– Совесть поимей! Ведь не день знакомы, кто тебе здесь больше даст?!
– И що за скотына упрямая, хужей рокив своих… Ладно! Всё! Зговорыл! Двести шестьдесят за всех, и больше ни гроша!
– Трин шэла дам! Детей моих по миру пустишь, чугунок с глазами!
– Твоя детей нет, – ехидно напомнил Илье Малай. – Трин шэла ай жирмас (триста двадцать) за всех.
– Кровохлёб ты, Малай!
– Сам.
– Аллаха на тебя нет!
– Есть. Твоя возьмёт, или ему продаст Малай?
Илья тяжело вздохнул. С ненавистью взглянул на взъерошенного, ещё не сдавшегося Остапа, на косматых степняков, на медно-смуглое, бесстрастное лицо Малая, на его бритую грязную голову и… согласился.
– Только ты пусти посмотреть, а то знаю я вас, нехристей.
– Смотри.
Малай не спеша поднялся и отошёл в сторону. Остап возмущённо заматерился, но Илья, не слушая его, шагнул к завизжавшим при виде чужого неукам, на ходу наматывая на руку лоскут кожи (степняки кусались, как собаки). И в это время сзади, из торговых рядов, донёсся знакомый возмущённый голос:
– Ион, ты ослеп?! Ей ведь сто лет скоро! Ты что же делаешь, татарская морда, что же ты делаешь? Кого продаёшь? Ах, не понимаешь?! Иблис тебя раздери!

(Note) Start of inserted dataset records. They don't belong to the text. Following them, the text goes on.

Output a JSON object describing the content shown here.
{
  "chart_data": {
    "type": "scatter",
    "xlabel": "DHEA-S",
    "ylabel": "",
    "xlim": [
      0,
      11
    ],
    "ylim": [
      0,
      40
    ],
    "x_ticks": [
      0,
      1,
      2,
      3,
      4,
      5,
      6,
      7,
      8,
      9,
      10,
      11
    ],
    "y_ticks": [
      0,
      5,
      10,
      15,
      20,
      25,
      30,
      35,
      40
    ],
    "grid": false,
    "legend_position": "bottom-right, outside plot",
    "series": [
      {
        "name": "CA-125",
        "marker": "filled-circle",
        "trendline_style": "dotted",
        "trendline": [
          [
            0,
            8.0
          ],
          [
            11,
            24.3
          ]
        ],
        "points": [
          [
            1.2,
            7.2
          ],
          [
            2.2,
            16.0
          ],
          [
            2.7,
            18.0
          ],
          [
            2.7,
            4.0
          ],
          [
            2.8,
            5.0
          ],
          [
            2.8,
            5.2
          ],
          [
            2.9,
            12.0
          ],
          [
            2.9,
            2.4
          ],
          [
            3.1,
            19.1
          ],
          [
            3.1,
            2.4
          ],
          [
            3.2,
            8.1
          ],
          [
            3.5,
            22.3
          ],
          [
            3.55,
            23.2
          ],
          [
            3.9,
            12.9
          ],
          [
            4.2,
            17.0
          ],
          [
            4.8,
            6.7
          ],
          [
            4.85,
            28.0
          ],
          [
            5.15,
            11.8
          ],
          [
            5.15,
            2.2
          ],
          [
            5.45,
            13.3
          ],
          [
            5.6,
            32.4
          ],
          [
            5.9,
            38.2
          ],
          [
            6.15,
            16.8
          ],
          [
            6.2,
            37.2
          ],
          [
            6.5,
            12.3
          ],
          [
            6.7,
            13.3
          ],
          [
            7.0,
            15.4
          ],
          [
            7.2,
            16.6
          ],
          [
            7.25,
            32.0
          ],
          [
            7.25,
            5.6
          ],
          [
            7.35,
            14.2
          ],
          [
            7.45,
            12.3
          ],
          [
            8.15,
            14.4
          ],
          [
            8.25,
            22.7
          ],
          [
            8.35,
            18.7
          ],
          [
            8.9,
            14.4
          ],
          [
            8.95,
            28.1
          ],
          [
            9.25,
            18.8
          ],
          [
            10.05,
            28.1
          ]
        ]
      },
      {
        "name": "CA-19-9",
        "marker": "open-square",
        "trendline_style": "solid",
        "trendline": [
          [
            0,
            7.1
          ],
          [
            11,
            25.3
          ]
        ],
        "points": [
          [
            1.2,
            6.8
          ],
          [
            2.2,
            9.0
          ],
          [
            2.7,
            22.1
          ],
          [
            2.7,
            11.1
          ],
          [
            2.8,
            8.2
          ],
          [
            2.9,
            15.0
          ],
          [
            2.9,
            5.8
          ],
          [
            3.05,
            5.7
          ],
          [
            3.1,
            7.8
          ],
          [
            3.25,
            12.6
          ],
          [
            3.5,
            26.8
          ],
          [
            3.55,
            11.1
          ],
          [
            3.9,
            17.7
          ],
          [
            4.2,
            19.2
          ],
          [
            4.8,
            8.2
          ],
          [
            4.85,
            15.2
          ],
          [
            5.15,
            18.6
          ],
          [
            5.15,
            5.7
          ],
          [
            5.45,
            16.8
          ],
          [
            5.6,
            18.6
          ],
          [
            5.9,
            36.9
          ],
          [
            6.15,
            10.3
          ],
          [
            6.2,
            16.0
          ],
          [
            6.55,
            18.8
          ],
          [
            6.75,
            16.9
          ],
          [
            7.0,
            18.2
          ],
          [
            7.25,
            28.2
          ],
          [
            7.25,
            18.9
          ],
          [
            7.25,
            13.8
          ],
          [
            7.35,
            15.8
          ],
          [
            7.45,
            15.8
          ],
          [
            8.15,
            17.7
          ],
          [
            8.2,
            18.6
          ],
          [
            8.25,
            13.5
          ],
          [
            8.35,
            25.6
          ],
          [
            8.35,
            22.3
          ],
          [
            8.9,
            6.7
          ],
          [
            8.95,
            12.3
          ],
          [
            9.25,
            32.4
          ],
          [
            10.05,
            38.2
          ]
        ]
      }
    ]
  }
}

Илья опустил руку, повернулся. Повернулись и Малай с Остапом, и татары повставали с земли и повытягивали шеи, стараясь рассмотреть обладательницу пронзительного голоса. Чуть поодаль, у высокой арбы, завешенной верблюжьим войлоком, стоял хорошо знакомый Илье кряжистый, широкоплечий, немолодой молдаванин Ион. Он тоже жил в рыбачьем посёлке, обладал разваливающейся глиняной мазанкой, семьёй из шестнадцати человек, четырьмя коровами, небольшой сыроварней и сивой кобылой Фрумкой, которая неделю назад на двадцать шестом году жизни благополучно издохла. Для Иона кончина Фрумки стала настоящей катастрофой: вся огромная семья жила на доход от продажи сыра и молока. Каждое утро Ион с сыном запрягали кобылу в телегу, грузили её молочными бидонами, головами сыра, тазами с творогом и ехали на Привоз, где у них был свой перекупщик. Небогатая торговля с потерей Фрумки могла совсем сойти на нет, и целую неделю Ион занимал деньги у всего посёлка на новую лошадь. Половину нужной суммы дала Роза – как ни пытался Илья ей помешать, рубль – сам Илья, остальное кое-как наскребли у рыбаков, и сейчас Ион, сбив с потного лба на затылок барашковую шапку, с которой не расставался в самую страшную жару, торговал у молодого татарина гнедую пузатую кобылу. Полуголый, чёрный от загара и грязи, блестящий от пота мальчишка-татарин мелким бесом вертелся вокруг лошади, доказывая недоверчиво хмурящемуся Иону, что коню семь лет, что он в крепком теле, совсем здоров, мало ходил в упряжке и «шибко быстро бежат». Илье было достаточно одного взгляда на татарский товар, чтобы убедиться, что коню лет двадцать и что он упадёт в оглоблях через две версты чистого хода. Видимо, то же самое обнаружила и Роза, успевшая продать еврею Янкелю своих бычков и собственной персоной явившаяся на Староконный рынок для наведения порядка.